The question grappled with by patent professionals ever since has been how broadly the term “different application” in Neurim can be interpreted to obtain an SPC.

The CJEU considered the issue in Abraxis (C-443/13), on March 21, 2019, and will scrutinise it further in Santen (C-673/18).

Abraxis

In August 2016, the UK Intellectual Property Office (UKIPO) refused Abraxis’ SPC application for “paclitaxel formulated as albumin bound nanoparticles” covering the product nab‑paclitaxel (Abraxane), on the basis that paclitaxel itself had already been approved.

On appeal at the UK High Court, Justice Arnold agreed with the UKIPO that the active ingredient in Abraxane is paclitaxel, not nab-paclitaxel.

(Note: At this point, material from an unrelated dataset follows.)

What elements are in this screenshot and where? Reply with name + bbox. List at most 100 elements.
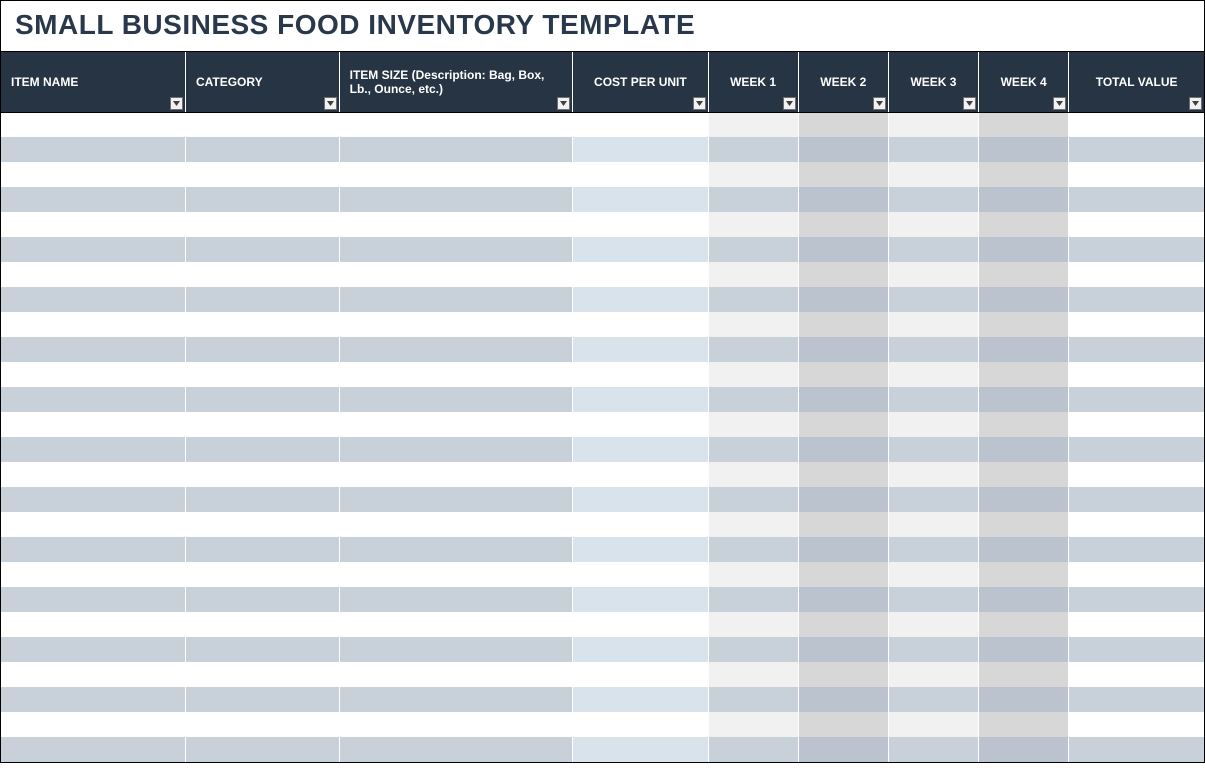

Hence, as paclitaxel was the subject of an earlier MA, the Abraxane MA did not constitute the first MA for
the ‘product’.

However, Abraxis argued that Neurim permits an SPC to be granted for a “different application” of a previously-authorised product and that “different application” should even cover a new formulation of a known active ingredient, such as Abraxane.

In view of the uncertain scope of Neurim, Arnold referred the following question to the CJEU: “Is article 3(d) … to be interpreted as permitting the grant of an SPC where the MA is the first authorisation within the scope of the basic patent to place the product on the market as a medicinal product and where the product is a new formulation of an old active ingredient?”

No SPCs for new formulations

In its March 2019 judgment, the CJEU decided that SPCs cannot be granted for new formulations of previously-authorised active ingredients, even if the MA for the new formulation is the first one that falls within the scope of the basic patent relied on for
the SPC.

In arriving at this conclusion, the CJEU recalled earlier case law to confirm that the term “product” should be strictly understood as referring only to active ingredients that have a therapeutic effect on their own. Since excipients or carriers do not qualify, the court opined that the particular form of paclitaxel in Abraxane would not constitute a new “product”.